As to (a) we award claimants the sum of $8,500 for loss of rents for the summer season of 1947. This sum is computed on open market values. We also award claimants the sum of $1,115 for the month of May, 1947. This sum is computed on Office of Price Administration ceiling rentals, the month of May being considered part of the winter season.
As to (b) the law seems to be settled that “ In the absence of any clear contract, a landlord may not recover counsel fees and expenses incurred in procuring the removal of a hold-over tenant by summary proceedings in an action for breach of the tenant’s covenant to surrender the premises at the end of the term.” (Printerion Realty Corp. v. Mancini, 61 N. Y. S. 2d 200, 201, citing Marbridge Bldg. Co. v. White, 115 Misc. 320.) The same rule applies in an action for breach of a tenant’s covenant to surrender the premises in good condition, (Livingston v. Robb, 61 Misc. 81.)

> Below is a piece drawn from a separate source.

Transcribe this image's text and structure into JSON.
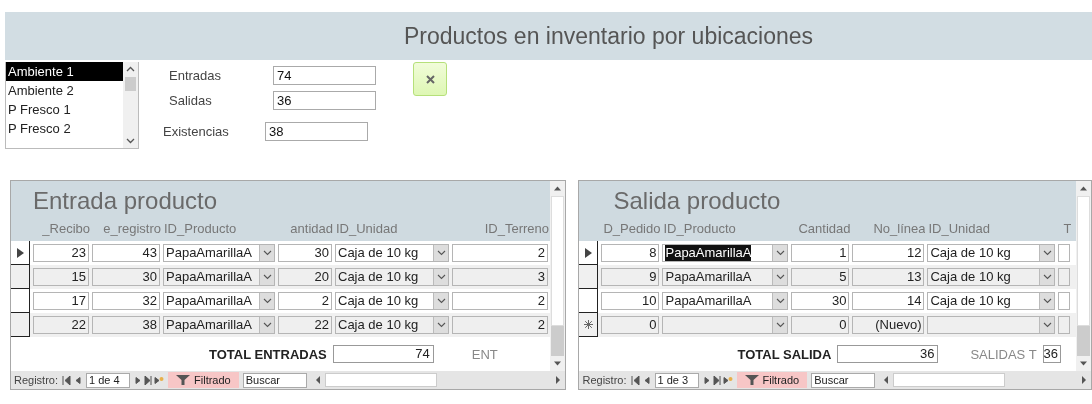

However, we regard this claim as one for damages consequential upon the appropriation which is the subject of Claim No. 28411 and as it appears that claimants instituted the summary proceedings in order to get possession of their apartments as soon as possible and that they put forth an effort to lease them for the balance of the summer season, succeeding therein in a large measure and thus mitigating the amount of damages they sustained, we believe that claimants may properly recover the expense they incurred for counsel fees which, it is undisputed, was the sum of $3,000.
In respect to (c) we award claimants the sum of $1,324, the cost of replacing the water tank on the roof of the Breakers Hotel. At first glance this item might appear to fall within the rule of Livingston v. Robb (supra) but again this is a suit for consequential damages following an appropriation, not an action against a tenant for breach of covenant of a lease. Decision accordingly.